= Sofía Matilde Joy Redman =

First Lady of Costa Rica (1859–1863)

Sofía Matilde Joy Redman (October 7, 1823 – January 14, 1908) was the First Lady of Costa Rica, from 1859 to 1863.

==History==
She was born in London, England in 1823. Her parents were William Joy and Mary Redman. In 1823, Sofía was baptized after she and her family proclaimed their faith to the Anglican religion. She and her brothers moved to Costa Rica where she became a teacher. While she was teaching, she was hired by José María Montealegre who would later become her husband. Since José was both a Catholic and a widower, their relationship was frowned upon which made it very difficult for them to be together. Eventually, she married José in January 1858. They had three children together. They were Eduardo José Guillermo Montealegre Joy (born 1858); Josefina Carolina "Jessey" Montealegre Joy (born 1860); and Carolina Sofía Montealegre Joy (born 1861).
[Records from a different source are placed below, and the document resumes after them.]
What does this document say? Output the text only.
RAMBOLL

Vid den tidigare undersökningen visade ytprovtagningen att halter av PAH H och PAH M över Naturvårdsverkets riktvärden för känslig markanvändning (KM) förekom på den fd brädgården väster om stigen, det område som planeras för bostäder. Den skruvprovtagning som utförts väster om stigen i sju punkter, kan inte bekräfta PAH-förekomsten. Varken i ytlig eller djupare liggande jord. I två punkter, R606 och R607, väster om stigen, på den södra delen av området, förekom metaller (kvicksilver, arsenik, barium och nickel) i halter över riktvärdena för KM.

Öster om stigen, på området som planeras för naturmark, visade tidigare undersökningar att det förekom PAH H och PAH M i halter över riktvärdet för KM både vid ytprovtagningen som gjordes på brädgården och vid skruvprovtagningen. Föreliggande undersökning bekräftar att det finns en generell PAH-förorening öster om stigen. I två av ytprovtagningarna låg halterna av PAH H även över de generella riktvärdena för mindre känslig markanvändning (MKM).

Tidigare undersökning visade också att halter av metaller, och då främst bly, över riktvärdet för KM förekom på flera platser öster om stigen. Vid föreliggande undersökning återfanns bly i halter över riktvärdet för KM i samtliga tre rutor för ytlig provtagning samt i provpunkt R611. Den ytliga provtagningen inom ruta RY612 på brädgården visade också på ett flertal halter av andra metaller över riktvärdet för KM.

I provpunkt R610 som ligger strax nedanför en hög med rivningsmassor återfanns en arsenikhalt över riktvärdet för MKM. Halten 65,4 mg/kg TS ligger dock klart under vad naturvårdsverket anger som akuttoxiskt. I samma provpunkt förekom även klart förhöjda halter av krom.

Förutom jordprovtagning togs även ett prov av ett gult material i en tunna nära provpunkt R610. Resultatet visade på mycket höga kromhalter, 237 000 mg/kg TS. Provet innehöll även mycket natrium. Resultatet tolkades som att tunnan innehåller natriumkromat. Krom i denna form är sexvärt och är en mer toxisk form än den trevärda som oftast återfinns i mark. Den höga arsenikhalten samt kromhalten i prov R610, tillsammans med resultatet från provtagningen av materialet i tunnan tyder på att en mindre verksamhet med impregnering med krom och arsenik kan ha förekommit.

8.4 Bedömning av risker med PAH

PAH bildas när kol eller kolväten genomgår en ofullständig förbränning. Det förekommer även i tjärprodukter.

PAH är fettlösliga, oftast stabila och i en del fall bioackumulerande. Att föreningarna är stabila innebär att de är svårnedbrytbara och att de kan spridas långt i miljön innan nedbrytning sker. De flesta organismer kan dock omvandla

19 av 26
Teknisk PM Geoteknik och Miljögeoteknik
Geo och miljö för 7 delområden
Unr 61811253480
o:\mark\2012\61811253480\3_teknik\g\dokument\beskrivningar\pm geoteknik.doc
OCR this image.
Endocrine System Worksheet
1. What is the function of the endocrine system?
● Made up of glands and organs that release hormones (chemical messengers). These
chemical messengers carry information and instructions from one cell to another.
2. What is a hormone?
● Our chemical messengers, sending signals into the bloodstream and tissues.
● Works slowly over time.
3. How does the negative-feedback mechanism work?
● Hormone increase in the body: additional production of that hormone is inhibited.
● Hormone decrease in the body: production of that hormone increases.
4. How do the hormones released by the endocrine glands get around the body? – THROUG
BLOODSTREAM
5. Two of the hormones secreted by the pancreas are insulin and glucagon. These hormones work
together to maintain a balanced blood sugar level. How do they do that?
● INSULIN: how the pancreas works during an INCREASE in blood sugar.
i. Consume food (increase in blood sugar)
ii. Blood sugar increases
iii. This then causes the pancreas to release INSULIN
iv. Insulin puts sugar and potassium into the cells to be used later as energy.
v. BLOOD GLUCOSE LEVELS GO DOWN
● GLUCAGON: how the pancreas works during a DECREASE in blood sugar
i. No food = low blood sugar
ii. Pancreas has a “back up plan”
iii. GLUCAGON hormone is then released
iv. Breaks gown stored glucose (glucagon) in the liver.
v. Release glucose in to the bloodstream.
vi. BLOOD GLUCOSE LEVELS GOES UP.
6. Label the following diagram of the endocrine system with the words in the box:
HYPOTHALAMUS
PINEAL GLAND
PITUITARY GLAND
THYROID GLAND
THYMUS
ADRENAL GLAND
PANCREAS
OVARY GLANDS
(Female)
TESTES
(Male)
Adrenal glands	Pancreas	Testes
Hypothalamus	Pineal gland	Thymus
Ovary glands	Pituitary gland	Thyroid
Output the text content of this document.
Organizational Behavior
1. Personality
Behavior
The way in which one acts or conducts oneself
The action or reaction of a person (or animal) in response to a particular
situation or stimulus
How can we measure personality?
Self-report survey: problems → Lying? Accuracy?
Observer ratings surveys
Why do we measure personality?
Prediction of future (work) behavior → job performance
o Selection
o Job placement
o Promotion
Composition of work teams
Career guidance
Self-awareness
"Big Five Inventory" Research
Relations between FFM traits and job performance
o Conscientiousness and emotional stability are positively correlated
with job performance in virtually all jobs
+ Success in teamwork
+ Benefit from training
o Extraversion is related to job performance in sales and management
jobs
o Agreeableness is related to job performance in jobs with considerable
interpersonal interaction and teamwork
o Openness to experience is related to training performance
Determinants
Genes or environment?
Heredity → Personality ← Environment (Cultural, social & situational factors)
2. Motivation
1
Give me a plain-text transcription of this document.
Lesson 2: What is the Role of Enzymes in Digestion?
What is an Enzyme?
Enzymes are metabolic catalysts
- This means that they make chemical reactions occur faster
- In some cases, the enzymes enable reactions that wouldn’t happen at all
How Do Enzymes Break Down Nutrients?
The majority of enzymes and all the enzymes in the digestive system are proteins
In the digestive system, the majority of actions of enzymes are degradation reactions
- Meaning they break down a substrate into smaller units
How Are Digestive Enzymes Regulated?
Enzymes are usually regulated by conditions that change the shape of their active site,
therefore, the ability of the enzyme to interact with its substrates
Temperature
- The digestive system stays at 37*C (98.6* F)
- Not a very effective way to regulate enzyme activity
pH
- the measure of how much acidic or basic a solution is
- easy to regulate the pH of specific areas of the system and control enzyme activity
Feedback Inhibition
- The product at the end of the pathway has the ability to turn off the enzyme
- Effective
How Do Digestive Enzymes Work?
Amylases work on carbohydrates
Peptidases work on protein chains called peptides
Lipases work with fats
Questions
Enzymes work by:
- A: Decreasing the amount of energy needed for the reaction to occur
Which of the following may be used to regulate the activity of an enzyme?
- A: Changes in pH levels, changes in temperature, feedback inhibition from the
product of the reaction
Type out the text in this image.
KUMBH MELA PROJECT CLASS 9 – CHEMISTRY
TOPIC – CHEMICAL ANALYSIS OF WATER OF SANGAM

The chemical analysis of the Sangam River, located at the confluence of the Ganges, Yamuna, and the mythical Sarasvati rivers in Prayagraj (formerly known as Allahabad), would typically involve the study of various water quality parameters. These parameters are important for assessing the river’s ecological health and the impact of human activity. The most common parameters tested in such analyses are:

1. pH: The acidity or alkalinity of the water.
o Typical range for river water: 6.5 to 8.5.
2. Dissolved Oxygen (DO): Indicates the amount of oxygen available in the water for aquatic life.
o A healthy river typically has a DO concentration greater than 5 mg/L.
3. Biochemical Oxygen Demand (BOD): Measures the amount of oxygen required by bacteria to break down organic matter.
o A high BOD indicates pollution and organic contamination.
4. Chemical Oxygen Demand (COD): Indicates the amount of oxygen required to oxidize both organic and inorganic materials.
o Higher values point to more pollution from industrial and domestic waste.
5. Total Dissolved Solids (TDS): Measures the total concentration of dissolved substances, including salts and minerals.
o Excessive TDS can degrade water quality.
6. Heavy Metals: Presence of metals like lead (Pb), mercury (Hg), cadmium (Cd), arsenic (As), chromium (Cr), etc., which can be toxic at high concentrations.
Not long after they were married, there was a military coup on August 14, 1859 which overthrew President Juanito Mora. Sofía's husband José was chosen to be the new interim President. Due to another outbreak of political disturbances in Costa Rica, Sofía along with her husband and three children fled to the United States for safety. They resided in San Francisco, California until Sofía's husband died of a heart attack and the earthquake of 1906 happened. After the earthquake happened, Sofía moved her family to Berkeley which is where they stayed for the rest of her life. Sofía died in 1908.